The document shows Minister for Finance Michael Noonan and two officials from the department were also on the call.
During the call NI First Minister Peter Robinson referred to a letter of intent from Pimco which made commitments to the Northern Ireland Executive regarding the management of property assets if it was the successful purchaser.
In a statement tonight Sinn Féin says the conference call with Mr Noonan is a matter of public record and was highlighted by Mr McGuinness at the Assembly committee meeting last week.
It says Mr McGuinness was not involved in the drafting, nor did he consent to the correspondence referred to in the call with Mr Noonan.

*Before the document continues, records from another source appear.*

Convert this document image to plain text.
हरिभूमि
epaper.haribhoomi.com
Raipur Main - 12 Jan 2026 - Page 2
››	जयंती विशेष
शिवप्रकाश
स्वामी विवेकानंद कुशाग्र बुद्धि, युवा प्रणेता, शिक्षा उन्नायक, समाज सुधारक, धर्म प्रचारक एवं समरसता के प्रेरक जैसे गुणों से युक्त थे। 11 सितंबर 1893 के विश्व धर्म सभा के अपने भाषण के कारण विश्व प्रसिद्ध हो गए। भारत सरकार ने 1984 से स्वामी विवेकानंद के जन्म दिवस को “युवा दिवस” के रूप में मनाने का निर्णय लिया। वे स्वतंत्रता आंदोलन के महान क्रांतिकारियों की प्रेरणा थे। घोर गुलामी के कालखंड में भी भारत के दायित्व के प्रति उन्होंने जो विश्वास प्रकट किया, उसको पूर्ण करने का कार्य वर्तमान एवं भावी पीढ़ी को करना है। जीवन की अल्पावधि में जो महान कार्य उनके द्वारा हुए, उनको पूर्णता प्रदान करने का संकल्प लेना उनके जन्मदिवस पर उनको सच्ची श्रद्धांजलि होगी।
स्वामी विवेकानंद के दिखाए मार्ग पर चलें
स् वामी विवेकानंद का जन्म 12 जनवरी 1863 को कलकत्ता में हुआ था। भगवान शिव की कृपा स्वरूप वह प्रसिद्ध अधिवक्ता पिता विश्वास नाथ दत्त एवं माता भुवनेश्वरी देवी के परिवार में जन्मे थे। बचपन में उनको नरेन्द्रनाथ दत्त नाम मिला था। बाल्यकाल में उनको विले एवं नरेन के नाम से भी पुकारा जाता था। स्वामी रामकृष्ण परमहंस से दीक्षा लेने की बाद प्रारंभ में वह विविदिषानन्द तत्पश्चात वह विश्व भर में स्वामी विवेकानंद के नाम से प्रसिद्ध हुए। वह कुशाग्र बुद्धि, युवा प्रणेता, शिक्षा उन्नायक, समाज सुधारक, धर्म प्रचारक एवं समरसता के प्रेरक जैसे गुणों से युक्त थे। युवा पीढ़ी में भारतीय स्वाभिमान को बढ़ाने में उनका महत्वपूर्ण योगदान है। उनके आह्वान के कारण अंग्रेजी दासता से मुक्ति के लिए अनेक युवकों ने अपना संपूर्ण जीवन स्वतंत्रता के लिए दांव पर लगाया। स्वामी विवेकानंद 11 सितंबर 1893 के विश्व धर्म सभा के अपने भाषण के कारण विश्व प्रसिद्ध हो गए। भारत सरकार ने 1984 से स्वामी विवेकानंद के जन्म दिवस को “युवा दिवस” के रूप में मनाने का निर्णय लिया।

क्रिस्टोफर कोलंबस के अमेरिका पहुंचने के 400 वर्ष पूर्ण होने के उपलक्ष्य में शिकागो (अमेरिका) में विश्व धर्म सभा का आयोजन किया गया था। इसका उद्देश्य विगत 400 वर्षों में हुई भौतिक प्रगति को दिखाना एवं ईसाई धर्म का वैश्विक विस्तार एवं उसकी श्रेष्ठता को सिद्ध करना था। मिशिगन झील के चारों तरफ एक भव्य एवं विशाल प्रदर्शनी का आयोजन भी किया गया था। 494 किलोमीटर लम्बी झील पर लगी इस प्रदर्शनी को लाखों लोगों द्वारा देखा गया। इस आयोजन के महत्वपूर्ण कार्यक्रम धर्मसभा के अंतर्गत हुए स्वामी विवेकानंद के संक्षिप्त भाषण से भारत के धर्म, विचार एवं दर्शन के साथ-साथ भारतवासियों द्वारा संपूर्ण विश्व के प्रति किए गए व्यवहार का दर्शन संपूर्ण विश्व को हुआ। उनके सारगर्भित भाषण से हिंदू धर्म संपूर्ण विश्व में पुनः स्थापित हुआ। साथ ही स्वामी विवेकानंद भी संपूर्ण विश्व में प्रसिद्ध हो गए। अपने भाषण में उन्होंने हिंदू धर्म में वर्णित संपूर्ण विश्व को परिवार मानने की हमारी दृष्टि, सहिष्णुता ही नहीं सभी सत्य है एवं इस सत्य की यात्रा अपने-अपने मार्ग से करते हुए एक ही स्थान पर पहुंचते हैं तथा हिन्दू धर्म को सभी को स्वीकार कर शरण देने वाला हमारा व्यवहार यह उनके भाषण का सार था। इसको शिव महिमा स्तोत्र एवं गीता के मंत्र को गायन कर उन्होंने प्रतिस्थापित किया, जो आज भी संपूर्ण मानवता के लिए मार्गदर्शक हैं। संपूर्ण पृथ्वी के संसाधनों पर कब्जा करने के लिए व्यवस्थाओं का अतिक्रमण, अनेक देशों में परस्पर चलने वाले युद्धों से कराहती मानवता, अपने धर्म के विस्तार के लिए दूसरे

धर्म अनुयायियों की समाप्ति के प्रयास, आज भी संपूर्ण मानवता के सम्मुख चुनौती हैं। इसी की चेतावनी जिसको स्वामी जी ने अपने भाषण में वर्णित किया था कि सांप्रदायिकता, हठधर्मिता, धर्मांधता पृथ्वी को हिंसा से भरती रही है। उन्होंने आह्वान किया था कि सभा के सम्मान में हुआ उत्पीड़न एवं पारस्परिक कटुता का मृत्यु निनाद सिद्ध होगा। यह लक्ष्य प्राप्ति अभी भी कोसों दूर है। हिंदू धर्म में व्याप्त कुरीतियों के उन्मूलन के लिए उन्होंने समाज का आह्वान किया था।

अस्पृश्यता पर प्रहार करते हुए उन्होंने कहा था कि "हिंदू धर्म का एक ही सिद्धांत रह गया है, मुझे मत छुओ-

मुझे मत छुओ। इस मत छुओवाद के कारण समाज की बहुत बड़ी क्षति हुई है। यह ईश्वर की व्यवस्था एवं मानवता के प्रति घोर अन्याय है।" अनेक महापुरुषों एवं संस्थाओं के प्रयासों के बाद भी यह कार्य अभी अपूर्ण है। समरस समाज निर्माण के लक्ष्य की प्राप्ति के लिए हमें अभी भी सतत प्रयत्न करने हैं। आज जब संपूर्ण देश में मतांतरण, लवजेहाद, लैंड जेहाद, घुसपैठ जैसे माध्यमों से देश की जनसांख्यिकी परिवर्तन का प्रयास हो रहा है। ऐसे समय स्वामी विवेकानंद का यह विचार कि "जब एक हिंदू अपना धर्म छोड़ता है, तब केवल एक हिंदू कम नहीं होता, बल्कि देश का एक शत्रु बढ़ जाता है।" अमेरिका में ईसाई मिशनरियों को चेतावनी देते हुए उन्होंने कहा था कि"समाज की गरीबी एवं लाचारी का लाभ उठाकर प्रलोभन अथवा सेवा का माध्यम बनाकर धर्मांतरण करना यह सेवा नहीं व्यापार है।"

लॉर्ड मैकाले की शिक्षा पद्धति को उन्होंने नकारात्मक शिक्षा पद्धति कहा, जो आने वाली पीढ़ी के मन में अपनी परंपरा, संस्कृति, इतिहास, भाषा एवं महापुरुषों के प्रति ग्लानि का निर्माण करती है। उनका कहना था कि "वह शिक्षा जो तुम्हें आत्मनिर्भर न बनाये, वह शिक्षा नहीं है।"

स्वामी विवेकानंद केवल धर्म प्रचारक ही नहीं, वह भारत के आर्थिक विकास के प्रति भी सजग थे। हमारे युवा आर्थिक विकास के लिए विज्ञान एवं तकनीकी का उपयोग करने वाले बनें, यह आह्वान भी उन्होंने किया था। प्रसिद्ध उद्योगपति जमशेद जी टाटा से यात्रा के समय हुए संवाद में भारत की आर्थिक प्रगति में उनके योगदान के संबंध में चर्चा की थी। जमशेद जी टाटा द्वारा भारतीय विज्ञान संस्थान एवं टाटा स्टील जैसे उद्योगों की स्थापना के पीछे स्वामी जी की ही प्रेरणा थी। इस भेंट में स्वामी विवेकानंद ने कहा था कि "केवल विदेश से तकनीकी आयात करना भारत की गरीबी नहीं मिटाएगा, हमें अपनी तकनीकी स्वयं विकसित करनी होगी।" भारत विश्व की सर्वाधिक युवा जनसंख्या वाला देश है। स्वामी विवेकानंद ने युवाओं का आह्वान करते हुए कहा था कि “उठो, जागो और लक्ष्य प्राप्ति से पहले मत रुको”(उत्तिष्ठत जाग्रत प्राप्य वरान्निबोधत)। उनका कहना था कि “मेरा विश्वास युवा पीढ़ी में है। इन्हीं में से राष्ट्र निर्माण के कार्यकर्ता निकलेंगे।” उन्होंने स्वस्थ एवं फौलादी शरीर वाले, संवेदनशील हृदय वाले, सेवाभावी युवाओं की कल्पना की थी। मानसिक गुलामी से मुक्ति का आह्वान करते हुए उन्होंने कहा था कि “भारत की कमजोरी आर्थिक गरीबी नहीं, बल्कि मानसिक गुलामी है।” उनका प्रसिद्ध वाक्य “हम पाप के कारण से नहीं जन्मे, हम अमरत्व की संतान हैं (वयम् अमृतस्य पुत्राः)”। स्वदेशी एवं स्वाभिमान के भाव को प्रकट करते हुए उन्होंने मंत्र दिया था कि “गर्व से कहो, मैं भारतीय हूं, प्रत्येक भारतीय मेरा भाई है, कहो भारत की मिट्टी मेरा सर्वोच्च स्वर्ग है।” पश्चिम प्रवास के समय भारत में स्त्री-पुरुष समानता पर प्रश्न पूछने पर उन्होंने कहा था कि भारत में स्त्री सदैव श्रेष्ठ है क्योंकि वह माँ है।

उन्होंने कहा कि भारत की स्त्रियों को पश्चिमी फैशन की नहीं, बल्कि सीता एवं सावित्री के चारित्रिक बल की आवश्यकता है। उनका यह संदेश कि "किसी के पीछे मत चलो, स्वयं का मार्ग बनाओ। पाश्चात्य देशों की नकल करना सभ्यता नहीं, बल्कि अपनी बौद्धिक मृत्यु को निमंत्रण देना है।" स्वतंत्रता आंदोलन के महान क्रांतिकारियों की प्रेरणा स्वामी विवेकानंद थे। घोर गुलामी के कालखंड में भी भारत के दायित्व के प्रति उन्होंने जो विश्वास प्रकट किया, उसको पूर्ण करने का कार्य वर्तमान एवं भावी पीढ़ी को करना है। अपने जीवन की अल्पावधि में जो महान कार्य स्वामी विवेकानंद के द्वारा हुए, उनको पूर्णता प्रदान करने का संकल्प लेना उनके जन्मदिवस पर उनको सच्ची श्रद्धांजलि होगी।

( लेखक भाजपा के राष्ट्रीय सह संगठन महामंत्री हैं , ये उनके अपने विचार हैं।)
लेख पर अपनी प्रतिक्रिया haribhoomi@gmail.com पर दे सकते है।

"He was kept in the dark of the nature and extent of meeting and correspondence on this matter", it added.
NI finance committee members to attend PAC session
The clerk of the Stormont committee has confirmed its members will be in the public gallery in the committee room when officials from NAMA address the committee.
It is expected that the NAMA officials will be asked about the continuing controversy surrounding the €1.6bn sale of NAMA's Northern Ireland loan book, known as Project Eagle.
Members of the Northern Ireland committee will then meet the PAC in private session for "an informal hearing" before the committee chair, Daithí McKay, later addresses the PAC in public session tomorrow afternoon.
Meanwhile loyalist blogger Jamie Bryson, who named Mr Robinson as a potential beneficiary of the Project Eagle deal before a Stormont committee, has claimed on social media that an invitation extended to him by the PAC chairman John McGuinness has been withdrawn.
However, a spokesman for the committee said that while they had been in touch with Mr Bryson, no formal invitation had been extended.